Kemitraan digital untuk membangun jaringan nasional
Dalam strategi jangka panjang, perusahaan membangun ekosistem Sahabat Esra sebagai jaringan agen nasional berbasis kemitraan terstruktur. Program ini dijalankan dengan dukungan sistem digital agar distribusi informasi, koordinasi layanan, dan edukasi jemaah berlangsung lebih seragam di berbagai daerah.
Jaringan agen tersebut memiliki peran penting dalam menyampaikan informasi resmi kepada calon jemaah. Model ini membantu memperluas akses layanan hingga ke daerah yang belum terjangkau kantor cabang fisik, sekaligus menjaga standar operasional tetap sama di seluruh jaringan.
- Edukasi jemaah tentang paket dan prosedur perjalanan.
- Distribusi informasi resmi agar calon jemaah mendapat data yang valid.
- Koordinasi layanan antarwilayah melalui sistem yang terintegrasi.
- Perluasan jangkauan pemasaran tanpa mengorbankan kepatuhan regulasi.
Dukungan mitra internasional dan layanan yang lebih terhubung
Untuk menopang ekspansi, Esra Wisata juga menggandeng hotel dan penginapan di Arab Saudi serta bekerja sama dengan maskapai penerbangan internasional. Kemitraan ini penting karena pengalaman jemaah umrah sangat dipengaruhi oleh kualitas akomodasi, jadwal penerbangan, dan kelancaran koordinasi lapangan.
Di sisi lain, integrasi sistem operasional memungkinkan perusahaan menyusun layanan yang lebih terhubung antarsektor.
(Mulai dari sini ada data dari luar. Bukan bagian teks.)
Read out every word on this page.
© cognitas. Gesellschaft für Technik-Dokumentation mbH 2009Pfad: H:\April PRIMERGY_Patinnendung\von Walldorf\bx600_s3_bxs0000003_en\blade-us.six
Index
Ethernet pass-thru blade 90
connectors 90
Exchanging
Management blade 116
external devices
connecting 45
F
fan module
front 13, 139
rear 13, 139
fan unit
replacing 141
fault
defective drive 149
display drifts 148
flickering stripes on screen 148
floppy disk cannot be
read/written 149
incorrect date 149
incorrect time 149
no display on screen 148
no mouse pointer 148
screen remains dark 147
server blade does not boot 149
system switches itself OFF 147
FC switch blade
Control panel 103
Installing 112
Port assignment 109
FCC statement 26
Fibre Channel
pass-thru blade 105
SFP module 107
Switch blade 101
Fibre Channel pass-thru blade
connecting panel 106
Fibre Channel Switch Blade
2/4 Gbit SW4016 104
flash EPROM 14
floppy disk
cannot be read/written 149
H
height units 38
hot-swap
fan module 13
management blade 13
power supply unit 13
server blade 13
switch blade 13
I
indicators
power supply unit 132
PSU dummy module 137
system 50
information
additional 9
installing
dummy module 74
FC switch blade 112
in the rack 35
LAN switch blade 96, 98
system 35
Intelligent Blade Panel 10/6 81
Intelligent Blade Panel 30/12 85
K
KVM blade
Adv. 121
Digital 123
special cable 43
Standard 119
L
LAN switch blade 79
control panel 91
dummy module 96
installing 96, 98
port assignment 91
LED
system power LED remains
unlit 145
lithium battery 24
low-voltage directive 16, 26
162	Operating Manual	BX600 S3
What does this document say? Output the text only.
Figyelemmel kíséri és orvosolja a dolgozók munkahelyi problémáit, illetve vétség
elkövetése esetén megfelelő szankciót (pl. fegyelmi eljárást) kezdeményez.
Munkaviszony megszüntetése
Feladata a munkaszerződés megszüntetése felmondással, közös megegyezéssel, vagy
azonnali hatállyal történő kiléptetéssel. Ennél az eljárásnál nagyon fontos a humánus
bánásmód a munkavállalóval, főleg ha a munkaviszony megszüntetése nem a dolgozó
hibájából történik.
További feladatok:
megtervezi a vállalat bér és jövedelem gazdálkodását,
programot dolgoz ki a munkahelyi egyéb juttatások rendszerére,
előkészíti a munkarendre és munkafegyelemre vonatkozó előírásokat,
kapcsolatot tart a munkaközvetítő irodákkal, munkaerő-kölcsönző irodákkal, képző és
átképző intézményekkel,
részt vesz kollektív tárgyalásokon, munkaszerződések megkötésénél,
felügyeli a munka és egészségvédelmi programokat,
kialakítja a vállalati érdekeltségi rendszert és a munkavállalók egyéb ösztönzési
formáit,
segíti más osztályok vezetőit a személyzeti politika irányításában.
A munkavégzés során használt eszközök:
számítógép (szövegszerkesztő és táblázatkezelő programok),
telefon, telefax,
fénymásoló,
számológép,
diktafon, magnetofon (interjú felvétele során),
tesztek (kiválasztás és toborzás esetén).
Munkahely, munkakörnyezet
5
Dari sisi industri, model ini menjadi contoh bahwa digitalisasi bukan hanya soal pemasaran, tetapi juga soal kontrol layanan dan keandalan eksekusi.
Momentum kemerdekaan dan penguatan layanan ibadah
Pada Agustus 2026, Esra Wisata juga menyiapkan program Umrah dan Tabligh Akbar bersama Ustaz Abdul Somad. Program itu tidak hanya diarahkan sebagai perjalanan ibadah, tetapi juga sebagai ruang pembinaan rohani bagi jemaah sebelum dan selama menjalankan rangkaian ibadah.
Abdullah Yusuf mengatakan momentum kemerdekaan dimaknai sebagai refleksi diri dan penguatan iman. Ia menilai perjalanan ibadah juga dapat menjadi sarana spiritual untuk membawa doa bagi Indonesia agar menjadi negeri yang baik dan diberkahi.
Mengapa sistem digital terpadu jadi penting dalam layanan umrah
Dalam industri umrah, sistem digital terpadu memberi dampak langsung pada kecepatan layanan, validitas data, dan pengawasan operasional. Ketika jumlah calon jemaah terus bertambah, penyelenggara membutuhkan infrastruktur yang mampu menjaga alur layanan tetap konsisten di banyak lokasi sekaligus.
Berikut manfaat utama pendekatan digital terpadu dalam layanan perjalanan ibadah:
| Aspek | Dampak |
|---|---|
| Pendaftaran | Proses lebih cepat dan terdokumentasi |
| Informasi | Data resmi lebih mudah disebarkan |
| Pengawasan | Aktivitas operasional lebih mudah dipantau |
| Jaringan agen | Koordinasi lintas daerah lebih seragam |
| Kepatuhan regulasi | Risiko kesalahan administrasi lebih kecil |
Dengan pendekatan seperti itu, akses jemaah tidak hanya meluas secara geografis, tetapi juga lebih tertib secara administratif. Di tengah proyeksi jutaan jemaah Indonesia tiap tahun, sistem digital terpadu menjadi salah satu faktor yang menentukan apakah layanan ibadah bisa tumbuh cepat tanpa kehilangan kualitas dan kepastian layanan.